Meet The Team

Interim Director
Prof. Andrew Parnell
Andrew Parnell is Hamilton Professor in the Hamilton Institute at Maynooth University. His research is in statistics and machine learning for large structured data sets in a variety of application areas. He has co-authored over 75 peer-reviewed papers in journals such as Science, Nature Communications, and Proceedings of the National Academy of Sciences, and has methodological publications in journals such as Statistics and Computing, Knowledge-Based Systems, The Annals of Applied Statistics, and Journal of the Royal Statistical Society: Series C. He has been awarded over €3 million to date in direct funding as PI or Co-PI, and has been involved in grants totalling over €65 million as PI/collaborator. He has been heavily involved in the commercialisation of research through the start-up companies Prolego Scientific (CSO) and Atturos (Scientific Advisor). He is currently a principal investigator in the SFI I-Form Advanced Manufacturing Centre, and a funded investigator in the SFI Insight Centre for Data Analytics.

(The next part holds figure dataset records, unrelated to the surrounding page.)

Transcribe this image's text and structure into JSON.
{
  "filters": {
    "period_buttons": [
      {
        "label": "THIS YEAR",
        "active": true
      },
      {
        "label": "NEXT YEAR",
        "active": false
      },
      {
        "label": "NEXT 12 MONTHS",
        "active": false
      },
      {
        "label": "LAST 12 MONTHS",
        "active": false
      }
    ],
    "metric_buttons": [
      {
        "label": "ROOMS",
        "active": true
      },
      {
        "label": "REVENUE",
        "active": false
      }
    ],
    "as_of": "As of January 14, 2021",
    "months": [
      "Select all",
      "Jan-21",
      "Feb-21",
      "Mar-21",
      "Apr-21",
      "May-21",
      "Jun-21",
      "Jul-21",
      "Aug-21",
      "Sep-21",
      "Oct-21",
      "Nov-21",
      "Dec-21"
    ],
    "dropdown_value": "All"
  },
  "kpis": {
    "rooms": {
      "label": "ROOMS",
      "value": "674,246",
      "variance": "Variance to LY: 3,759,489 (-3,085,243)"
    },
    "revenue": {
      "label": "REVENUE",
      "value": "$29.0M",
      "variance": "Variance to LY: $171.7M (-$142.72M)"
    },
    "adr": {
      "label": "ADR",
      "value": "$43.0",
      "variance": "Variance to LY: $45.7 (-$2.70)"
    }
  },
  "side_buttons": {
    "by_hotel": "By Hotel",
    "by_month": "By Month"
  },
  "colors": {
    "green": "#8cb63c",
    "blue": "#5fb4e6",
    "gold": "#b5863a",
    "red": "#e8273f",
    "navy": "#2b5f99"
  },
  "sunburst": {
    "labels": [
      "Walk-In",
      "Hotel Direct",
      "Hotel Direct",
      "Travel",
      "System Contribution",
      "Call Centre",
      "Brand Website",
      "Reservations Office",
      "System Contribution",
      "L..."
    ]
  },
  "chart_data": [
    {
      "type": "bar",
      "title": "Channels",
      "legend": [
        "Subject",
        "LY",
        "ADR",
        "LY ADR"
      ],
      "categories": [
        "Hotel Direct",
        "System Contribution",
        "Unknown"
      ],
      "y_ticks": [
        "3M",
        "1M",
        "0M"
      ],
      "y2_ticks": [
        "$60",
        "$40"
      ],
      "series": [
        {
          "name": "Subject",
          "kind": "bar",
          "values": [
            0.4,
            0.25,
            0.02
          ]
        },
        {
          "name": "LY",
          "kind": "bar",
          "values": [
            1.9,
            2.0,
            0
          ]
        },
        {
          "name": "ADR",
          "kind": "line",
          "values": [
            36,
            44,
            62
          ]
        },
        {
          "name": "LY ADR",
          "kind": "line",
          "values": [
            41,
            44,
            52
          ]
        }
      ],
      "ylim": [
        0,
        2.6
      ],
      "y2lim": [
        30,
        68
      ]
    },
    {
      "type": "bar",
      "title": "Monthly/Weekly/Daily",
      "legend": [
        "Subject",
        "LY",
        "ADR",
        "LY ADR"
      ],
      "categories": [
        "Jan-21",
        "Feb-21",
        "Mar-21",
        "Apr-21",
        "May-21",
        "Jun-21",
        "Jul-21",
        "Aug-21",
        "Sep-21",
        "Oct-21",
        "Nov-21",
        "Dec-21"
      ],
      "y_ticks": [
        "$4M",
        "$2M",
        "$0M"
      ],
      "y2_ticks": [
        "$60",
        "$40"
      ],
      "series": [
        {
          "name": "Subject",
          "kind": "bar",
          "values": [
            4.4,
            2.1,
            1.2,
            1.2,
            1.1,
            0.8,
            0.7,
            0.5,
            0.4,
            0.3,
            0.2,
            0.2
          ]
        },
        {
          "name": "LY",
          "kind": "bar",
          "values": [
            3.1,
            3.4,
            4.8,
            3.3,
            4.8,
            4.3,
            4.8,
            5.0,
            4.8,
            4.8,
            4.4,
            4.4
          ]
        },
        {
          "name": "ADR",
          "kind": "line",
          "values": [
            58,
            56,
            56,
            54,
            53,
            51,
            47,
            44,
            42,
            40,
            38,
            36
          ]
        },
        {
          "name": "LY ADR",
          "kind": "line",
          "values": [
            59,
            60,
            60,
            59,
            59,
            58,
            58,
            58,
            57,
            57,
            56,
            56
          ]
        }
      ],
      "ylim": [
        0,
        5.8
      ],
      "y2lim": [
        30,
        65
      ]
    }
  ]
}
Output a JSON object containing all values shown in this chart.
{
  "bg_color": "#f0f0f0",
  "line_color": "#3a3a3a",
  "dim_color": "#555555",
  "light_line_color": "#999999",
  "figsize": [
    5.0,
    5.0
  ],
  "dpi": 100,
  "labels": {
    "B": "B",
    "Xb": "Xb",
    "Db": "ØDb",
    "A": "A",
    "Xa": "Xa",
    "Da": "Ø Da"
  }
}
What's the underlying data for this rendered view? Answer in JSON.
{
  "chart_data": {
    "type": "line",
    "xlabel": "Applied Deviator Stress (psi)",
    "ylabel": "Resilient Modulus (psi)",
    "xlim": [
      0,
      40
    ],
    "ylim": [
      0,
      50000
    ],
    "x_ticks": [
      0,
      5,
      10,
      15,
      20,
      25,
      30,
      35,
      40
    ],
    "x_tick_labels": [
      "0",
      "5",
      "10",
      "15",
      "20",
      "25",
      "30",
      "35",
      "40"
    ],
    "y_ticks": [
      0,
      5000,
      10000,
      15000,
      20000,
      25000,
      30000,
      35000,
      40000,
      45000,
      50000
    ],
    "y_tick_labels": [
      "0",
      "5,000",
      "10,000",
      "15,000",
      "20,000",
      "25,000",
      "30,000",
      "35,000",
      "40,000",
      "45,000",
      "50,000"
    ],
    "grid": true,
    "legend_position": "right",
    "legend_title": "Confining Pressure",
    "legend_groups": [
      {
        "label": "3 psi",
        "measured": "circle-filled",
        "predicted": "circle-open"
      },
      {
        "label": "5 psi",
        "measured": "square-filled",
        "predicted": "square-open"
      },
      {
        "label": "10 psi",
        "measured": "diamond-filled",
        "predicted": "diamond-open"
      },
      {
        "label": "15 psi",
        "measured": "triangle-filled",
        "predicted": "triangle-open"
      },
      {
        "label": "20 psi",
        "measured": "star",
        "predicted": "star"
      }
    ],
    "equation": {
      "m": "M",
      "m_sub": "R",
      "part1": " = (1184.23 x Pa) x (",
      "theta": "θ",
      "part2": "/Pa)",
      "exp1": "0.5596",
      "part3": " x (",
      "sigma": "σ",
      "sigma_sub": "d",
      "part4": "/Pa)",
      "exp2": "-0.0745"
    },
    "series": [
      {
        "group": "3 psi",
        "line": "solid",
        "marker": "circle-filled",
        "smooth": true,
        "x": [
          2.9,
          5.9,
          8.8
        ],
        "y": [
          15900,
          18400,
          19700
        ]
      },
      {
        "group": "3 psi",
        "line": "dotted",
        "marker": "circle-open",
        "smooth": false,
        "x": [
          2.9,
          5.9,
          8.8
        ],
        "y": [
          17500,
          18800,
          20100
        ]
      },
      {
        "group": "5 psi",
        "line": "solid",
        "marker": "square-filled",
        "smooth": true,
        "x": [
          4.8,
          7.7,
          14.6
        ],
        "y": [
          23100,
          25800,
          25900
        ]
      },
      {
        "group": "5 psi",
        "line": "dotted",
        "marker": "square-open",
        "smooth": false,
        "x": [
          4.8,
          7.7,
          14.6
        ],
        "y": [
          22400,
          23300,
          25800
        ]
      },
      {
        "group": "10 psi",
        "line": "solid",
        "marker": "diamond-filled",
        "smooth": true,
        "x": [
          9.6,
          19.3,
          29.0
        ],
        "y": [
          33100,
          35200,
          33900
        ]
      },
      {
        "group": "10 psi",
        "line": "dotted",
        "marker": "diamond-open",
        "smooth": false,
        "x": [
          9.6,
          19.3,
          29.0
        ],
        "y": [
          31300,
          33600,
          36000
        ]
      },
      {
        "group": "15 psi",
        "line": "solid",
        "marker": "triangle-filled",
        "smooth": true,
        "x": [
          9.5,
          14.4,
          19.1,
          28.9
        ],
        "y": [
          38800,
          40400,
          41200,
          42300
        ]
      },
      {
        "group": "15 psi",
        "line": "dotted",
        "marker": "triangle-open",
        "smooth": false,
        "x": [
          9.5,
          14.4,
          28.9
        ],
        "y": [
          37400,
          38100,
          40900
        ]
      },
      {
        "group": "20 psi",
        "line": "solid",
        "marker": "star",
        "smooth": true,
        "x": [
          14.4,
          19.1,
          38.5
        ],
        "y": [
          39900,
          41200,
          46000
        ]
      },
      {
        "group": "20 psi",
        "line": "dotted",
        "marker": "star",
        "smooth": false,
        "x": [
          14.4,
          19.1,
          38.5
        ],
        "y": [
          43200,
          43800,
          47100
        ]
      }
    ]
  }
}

His main theoretical research interests include:
- Tree-based machine learning methods such as Bayesian Additive Regression Trees (BART) and Random Forests
- Extreme Value Theory
- Spatial statistics
- Bayesian hierarchical modelling using JAGS and Stan
- Compositional data
- Zero-inflation modelling
- Missing data analysis
His current list of application areas includes:
• Climatology, including sea level rise, extremes, and measuring rapid past climate changes
• Manufacturing, including anomaly detection, real-time tool wear analytics, and additive manufacturing
• Bioinformatics, including genotype by environment interaction modelling, and high dimensional *omics analysis
• Learning analytics for monitoring student progress and engagement
• Quantitative ecology especially mixing models for estimating animal diets and sediment tracing
• Radiocarbon dating and chronology modelling for archaeological and palynological applications
He enjoys collaborating with other scientists and writing non-specialist software via the open-source statistical language R.